Printed on clear, see-through plastic, the cards are fun to read and attractive. Red text is there for gothic flavor, white text is for gameplay specifics. The little circles you see on the card stack to add or subtract points. A major bonus to this card game is that you do not need tons of table space to lie out the cards because they are stacked one on top of each other. In this case the object of the game is to make your own “family” miserable, the more negative points you have for a character the better off you are. Four families give a distinct flavor to the game; Castle Slogar, Hemlock Hall, Blackwater Watch, and Dark’s Den of Deformity. Each of the families as a unique twist, Dark’s Den of Deformity has a creepy, carnival feel. Mr. Giggles “always has a smile for the children.”
I’ve played this game now several times, with two to four players. The first time you play you’ll catch on quick enough, the instructions are very easy to read. If I didn’t understand something it’s because I didn’t open my eyes to read the text on the page. There are a few parts to your turn; use your actions wisely for that’s all you get until you play again. I’ve played quite a few games where you have plenty of options to be aggressive or team up against other players. In Gloom out of your turn you can only react with specific “Event” cards, and believe me those cards may not come into your hand as easily as you might think. There are rules for game balance, one that comes to my mind is the rule that you may not play an “Untimely Death” card (i.e. kill off a character) for the second part of your turn. If you are a min/max type of player, you’ll hate this rule because it will prevent you from taking over the game once you get your characters sad, depressed, and miserable enough.
Playing the game the second time allowed me to strategize quite a bit. Instead of hoarding certain negative cards (called “Modifiers”), I played them on other players to try to block their triple negative scores. My thinking was negative fifteen was better than negative fifty. Sacrificing a turn or the rest of my hand was worth it to use cards that had a total of negative 45 points on one character.
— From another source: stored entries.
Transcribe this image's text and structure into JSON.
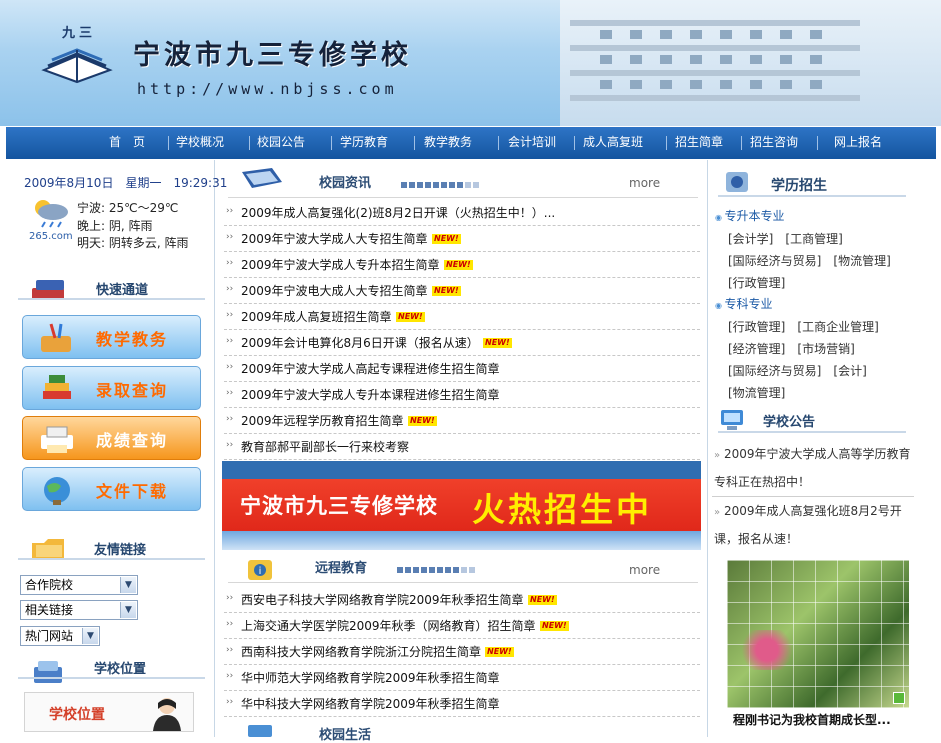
{
  "header": {
    "logo_mark": "九三",
    "title": "宁波市九三专修学校",
    "url": "http://www.nbjss.com"
  },
  "nav": [
    "首　页",
    "学校概况",
    "校园公告",
    "学历教育",
    "教学教务",
    "会计培训",
    "成人高复班",
    "招生简章",
    "招生咨询",
    "网上报名"
  ],
  "left": {
    "datetime": "2009年8月10日　星期一　19:29:31",
    "weather": {
      "brand": "265.com",
      "today": "宁波: 25℃～29℃",
      "tonight": "晚上: 阴, 阵雨",
      "tomorrow": "明天: 阴转多云, 阵雨"
    },
    "quick_title": "快速通道",
    "quick_buttons": [
      "教学教务",
      "录取查询",
      "成绩查询",
      "文件下载"
    ],
    "links_title": "友情链接",
    "selects": [
      "合作院校",
      "相关链接",
      "热门网站"
    ],
    "location_title": "学校位置",
    "location_button": "学校位置"
  },
  "middle": {
    "news_title": "校园资讯",
    "more": "more",
    "news": [
      {
        "text": "2009年成人高复强化(2)班8月2日开课（火热招生中！）...",
        "new": false
      },
      {
        "text": "2009年宁波大学成人大专招生简章",
        "new": true
      },
      {
        "text": "2009年宁波大学成人专升本招生简章",
        "new": true
      },
      {
        "text": "2009年宁波电大成人大专招生简章",
        "new": true
      },
      {
        "text": "2009年成人高复班招生简章",
        "new": true
      },
      {
        "text": "2009年会计电算化8月6日开课（报名从速）",
        "new": true
      },
      {
        "text": "2009年宁波大学成人高起专课程进修生招生简章",
        "new": false
      },
      {
        "text": "2009年宁波大学成人专升本课程进修生招生简章",
        "new": false
      },
      {
        "text": "2009年远程学历教育招生简章",
        "new": true
      },
      {
        "text": "教育部郝平副部长一行来校考察",
        "new": false
      }
    ],
    "banner_left": "宁波市九三专修学校",
    "banner_right": "火热招生中",
    "remote_title": "远程教育",
    "remote": [
      {
        "text": "西安电子科技大学网络教育学院2009年秋季招生简章",
        "new": true
      },
      {
        "text": "上海交通大学医学院2009年秋季（网络教育）招生简章",
        "new": true
      },
      {
        "text": "西南科技大学网络教育学院浙江分院招生简章",
        "new": true
      },
      {
        "text": "华中师范大学网络教育学院2009年秋季招生简章",
        "new": false
      },
      {
        "text": "华中科技大学网络教育学院2009年秋季招生简章",
        "new": false
      }
    ],
    "campus_title": "校园生活",
    "new_badge": "NEW!"
  },
  "right": {
    "recruit_title": "学历招生",
    "cat1": "专升本专业",
    "cat1_links": [
      [
        "[会计学]",
        "[工商管理]"
      ],
      [
        "[国际经济与贸易]",
        "[物流管理]"
      ],
      [
        "[行政管理]"
      ]
    ],
    "cat2": "专科专业",
    "cat2_links": [
      [
        "[行政管理]",
        "[工商企业管理]"
      ],
      [
        "[经济管理]",
        "[市场营销]"
      ],
      [
        "[国际经济与贸易]",
        "[会计]"
      ],
      [
        "[物流管理]"
      ]
    ],
    "notice_title": "学校公告",
    "notices": [
      "2009年宁波大学成人高等学历教育专科正在热招中！",
      "2009年成人高复强化班8月2号开课，报名从速！"
    ],
    "photo_caption": "程刚书记为我校首期成长型..."
  }
}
The key to Gloom is that once one player’s entire family is in the graveyard, then judgment begins. All players add up their points only for their deceased family members. Translation? Even if someone has killed off their family, it doesn’t necessarily mean they’ve won. Adding up the cards is easy enough, the points are color-coded and clearly show what’s positive and what’s negative. Sometimes, some “Untimely Death” cards may add an additional negative 10 points depending upon what story icon your character has. Icons range from the mundane lucre (money) or ominous beast. The cards are self-explanatory, if you get a good group together you’ll have a lot of fun playing this card game with a dark twist. Gameplay for us lasted anywhere from a half an hour to an hour, regardless of the number of players.
The game is a little pricier than most at $21.95, but you are paying for something that is as artistic as it is functional. If you have questions, the publishers are readily available on the Atlas Games site and will respond quickly. I’m looking forward to playing this with the expansion pack that just came out. “Unhappy Homes” was just released. More cards equates to longer game play and more unique combinations. Overall, playing Gloom was loads of fun and kid-friendly. I couldn’t have asked for a better card game.